What is the effect on the analyzer-result.yml output? how to rectify the warn & cache err?

tsteenbe commented 4 years ago

WARN com.here.ort.analyzer.managers.Unmanaged - Analysis of local directory '/home/dinesh/project/sdk' which is not under version control will produce non-cacheable results as no version for the cache key can be determined.

ORT will create a project called Unmanaged if ort scan is run on a directory where no package manager is found. Using just Unmanaged as project id is missing a version that why ORT checks if a version control system like Git, Hg, SVN, etc. is present and if it is it will use the revision as a version number.
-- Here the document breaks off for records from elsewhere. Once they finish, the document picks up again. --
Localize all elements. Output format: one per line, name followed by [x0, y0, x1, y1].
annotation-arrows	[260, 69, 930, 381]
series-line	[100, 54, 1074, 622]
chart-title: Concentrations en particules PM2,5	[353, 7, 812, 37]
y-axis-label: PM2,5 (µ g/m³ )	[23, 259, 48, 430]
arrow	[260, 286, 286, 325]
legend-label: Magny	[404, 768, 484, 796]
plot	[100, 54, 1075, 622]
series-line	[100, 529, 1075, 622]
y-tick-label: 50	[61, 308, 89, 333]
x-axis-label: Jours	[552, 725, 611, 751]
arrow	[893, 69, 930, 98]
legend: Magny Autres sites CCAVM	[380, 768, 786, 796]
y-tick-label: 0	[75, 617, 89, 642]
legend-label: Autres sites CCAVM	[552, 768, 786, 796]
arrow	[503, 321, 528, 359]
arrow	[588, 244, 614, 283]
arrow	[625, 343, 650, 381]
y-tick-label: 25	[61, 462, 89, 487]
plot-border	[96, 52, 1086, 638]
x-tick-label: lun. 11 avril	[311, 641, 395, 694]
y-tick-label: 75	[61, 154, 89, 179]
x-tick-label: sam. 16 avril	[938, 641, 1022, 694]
As you project seems to not use either Git, Hg, SVN an warning is thrown.

WARN com.here.ort.analyzer.managers.utils.MavenSupport - Maven SCM connection URL 'https://github.com/typetools/checker-framework.git' lacks the required 'scm' prefix.

For all org.checkerframework:checker package the pom.xml files have the following SCM connection URLs

    <scm>
        <url>https://github.com/typetools/checker-framework.git</url>
        <connection>https://github.com/typetools/checker-framework.git</connection>
    </scm>

Per https://maven.apache.org/pom.html#SCM the expected format is scm:[provider]:[provider_specific] so it should be 

    <scm>
      <connection>scm:git:https://github.com/typetools/checker-framework.git</connection>
      <developerConnection>scm:git:git@https://github.com/typetools/checker-framework.git</developerConnection>
      <url>https://github.com/heremaps/here-aaa-java-sdk</url>
    </scm>

As the connection URL is in the wrong format a warning is thrown by ORT's analyzer but it should not break the scan as ORT has built-in logic to automatically correct this kind of mistakes.

Recommend you fill an issue or PR with checker-framework to fix the incorrect SCM connection value.